Вот — и миг прощанья. Она подняла, положила ладони ему на плечи и с сияющими глазами выговаривала:
— Для меня твоё появление — как второе рожденье моё. Я столько ждала!.. Я уже теряла надежду, что дождусь... Я шла как через пустыню... Я всю эту зиму вспоминала твой последний взгляд тогда, у моста. И верила, что мы будем вместе. Я верю и сейчас! Я — люблю тебя! Люблю!
Он снял с погонов её ладони и целовал.
Он был плох с ней последние часы. И ещё хуже был бы сейчас, если б она требовала остаться. Но вот она легко освобождала его — и вспыхнуло перед ним, какая ж она драгоценность! И как он самозабвенно любит её! И пожалел, что даже — мало она ему говорила. И ещё недохватно он её целовал!

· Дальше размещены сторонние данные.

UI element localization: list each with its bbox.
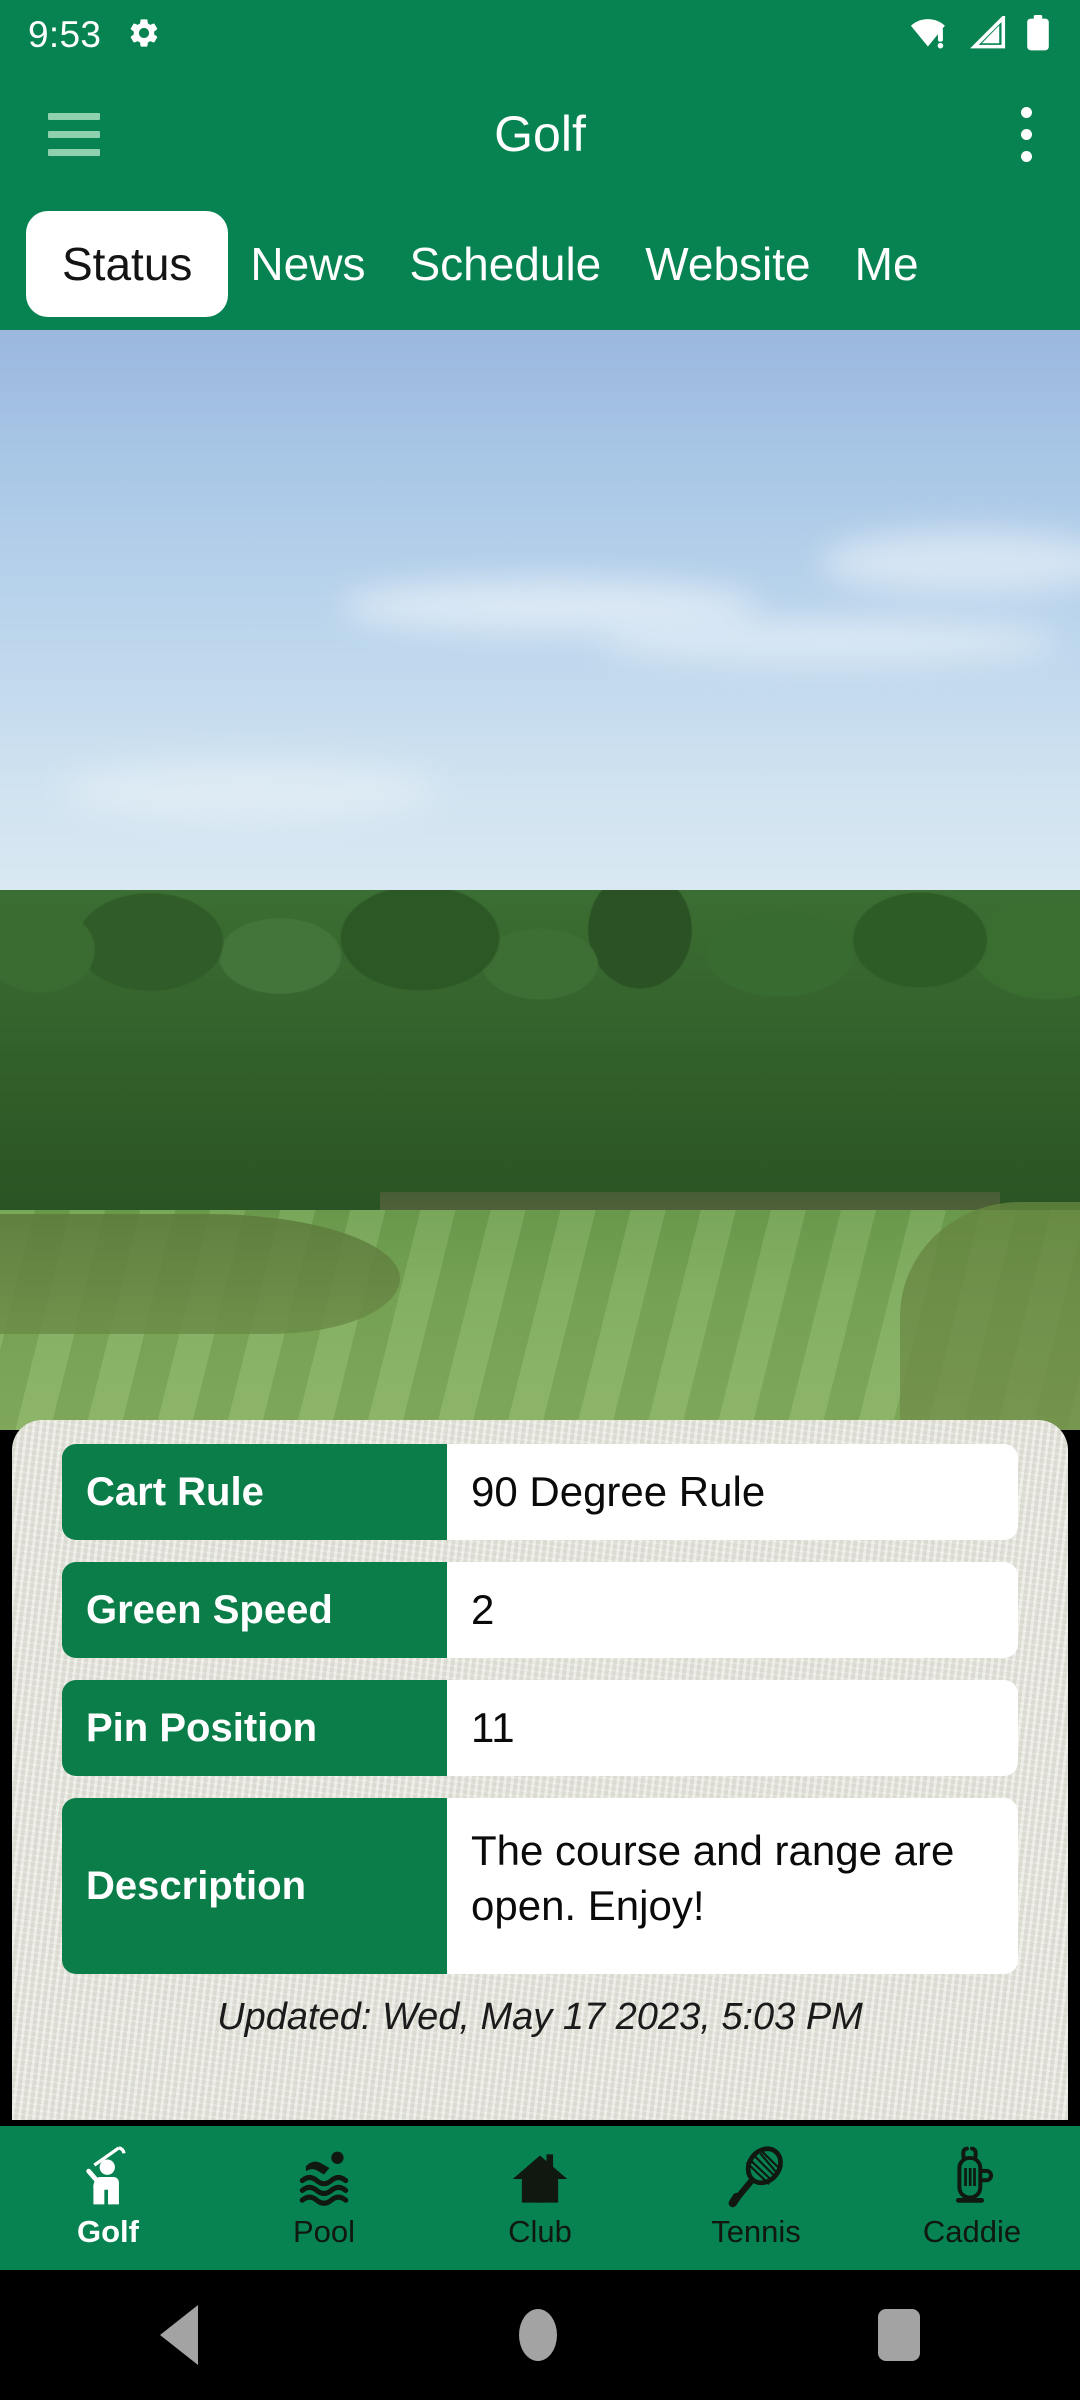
page-title: Golf [494,106,586,162]
nav-label: Pool [292,2214,356,2249]
row-label: Pin Position [62,1680,447,1776]
phone-screen: 9:53 Golf Status News Schedule Website M… [0,0,1080,2400]
hamburger-menu-icon[interactable] [48,112,100,156]
nav-label: Caddie [922,2214,1022,2249]
status-row-cart-rule: Cart Rule 90 Degree Rule [62,1444,1018,1540]
status-row-pin-position: Pin Position 11 [62,1680,1018,1776]
tab-news[interactable]: News [228,237,387,291]
battery-full-icon [1024,14,1052,56]
status-bar: 9:53 [0,0,1080,70]
tab-schedule[interactable]: Schedule [387,237,623,291]
status-bar-clock: 9:53 [28,14,102,55]
course-hero-photo [0,330,1080,1430]
status-row-green-speed: Green Speed 2 [62,1562,1018,1658]
row-label: Description [62,1798,447,1974]
nav-item-caddie[interactable]: Caddie [864,2146,1080,2250]
status-row-description: Description The course and range are ope… [62,1798,1018,1974]
overflow-dot [1021,128,1032,140]
row-label: Green Speed [62,1562,447,1658]
treeline [0,890,1080,1220]
status-bar-right [910,12,1052,56]
row-value: 11 [447,1680,1018,1776]
course-status-card: Cart Rule 90 Degree Rule Green Speed 2 P… [12,1420,1068,2120]
nav-label: Tennis [711,2214,801,2249]
tab-status[interactable]: Status [26,211,229,317]
golfer-icon [78,2146,138,2208]
wifi-no-internet-icon [910,16,952,55]
back-triangle-icon[interactable] [160,2305,199,2365]
more-vertical-icon[interactable] [1021,106,1032,162]
golf-bag-icon [945,2146,999,2208]
home-circle-icon[interactable] [518,2309,557,2361]
racket-icon [727,2146,785,2208]
tab-website[interactable]: Website [623,237,832,291]
row-value: 90 Degree Rule [447,1444,1018,1540]
nav-item-tennis[interactable]: Tennis [648,2146,864,2250]
row-value: The course and range are open. Enjoy! [447,1798,1018,1974]
recents-square-icon[interactable] [877,2309,920,2361]
app-bar: Golf [0,70,1080,198]
overflow-dot [1021,150,1032,162]
android-system-nav[interactable] [0,2270,1080,2400]
rough-left [0,1214,400,1334]
hamburger-line [48,148,100,156]
cellular-signal-icon [969,12,1007,55]
house-icon [511,2146,569,2208]
bottom-navigation[interactable]: Golf Pool Club Tennis Caddie [0,2126,1080,2270]
swimmer-icon [295,2146,353,2208]
cloud [60,760,440,820]
row-label: Cart Rule [62,1444,447,1540]
status-bar-left: 9:53 [28,14,161,56]
nav-item-pool[interactable]: Pool [216,2146,432,2250]
tab-members[interactable]: Me [833,237,941,291]
hamburger-line [48,112,100,120]
hamburger-line [48,130,100,138]
nav-label: Golf [77,2214,139,2249]
overflow-dot [1021,106,1032,118]
nav-label: Club [508,2214,572,2249]
cloud [600,620,1060,662]
last-updated-text: Updated: Wed, May 17 2023, 5:03 PM [217,1996,863,2038]
settings-gear-icon [127,16,161,55]
nav-item-golf[interactable]: Golf [0,2146,216,2250]
row-value: 2 [447,1562,1018,1658]
nav-item-club[interactable]: Club [432,2146,648,2250]
tab-bar[interactable]: Status News Schedule Website Me [0,198,1080,330]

У неё трогательно неловко искривилась верхняя губа:
— Мужчины почему-то придают большое значение годам женщины. А для женщины... Ну, разве я для тебя стара?
— Я такой молодой, как ты, — не касался...
26, часть 1
(Дума кончается)
Много толстых томов стенограмм четырёх Государственных Дум, кто только одолеет их, дают несравнимое впечатление ото всей реки общественных настроений России за одиннадцать её последних лет. И если б даже не иметь больше ни единой книжки мемуаров, свидетельств, фотографий, — по одним этим стенограммам так неоспорно восстанавливается и вся смена забот и настояний, сшибка страстей и мнений, и даже — характеры, и даже голоса самых частых ораторов, десятков двух. Начав читать эти томы ещё с полным неведением, с полным доверием, никакого мнения не имея и не предожидая, — от заседания к заседанию вдруг испытываешь тоскливую пустоту от резкой, оскорбительной, никогда не связанной с делом и никогда не предлагающей осуществимого дела говорильни левых. Можно представить, что в западных парламентах и самая крайняя оппозиция всё-таки чувствует на себе тяготение государственного и национального долга: участвовать в чём-то же и конструктивном, искать какие-то пути государственного устроения даже и при неприятном для себя правительстве. Но российские социал-демократы, трудовики, да многие кадеты, совершенно свободны от сознания, что государство есть организм с повседневным сложным существованием, и как ни меняй политическую систему, а день ото дня живущему в государстве народу всё же требуется естественно существовать. Все они, и чем левее — тем едче, посвящают себя только поношению этого государства и этого правительства. Все они, выходя на думскую трибуну, обращаются не столько к этой Думе, не столько рассчитывают склонить её к какому-то деловому решению, сколько срывают аплодисменты передовой, либеральной, радикальной и социалистической общественности — и ничего не жаждут, кроме её одобрения.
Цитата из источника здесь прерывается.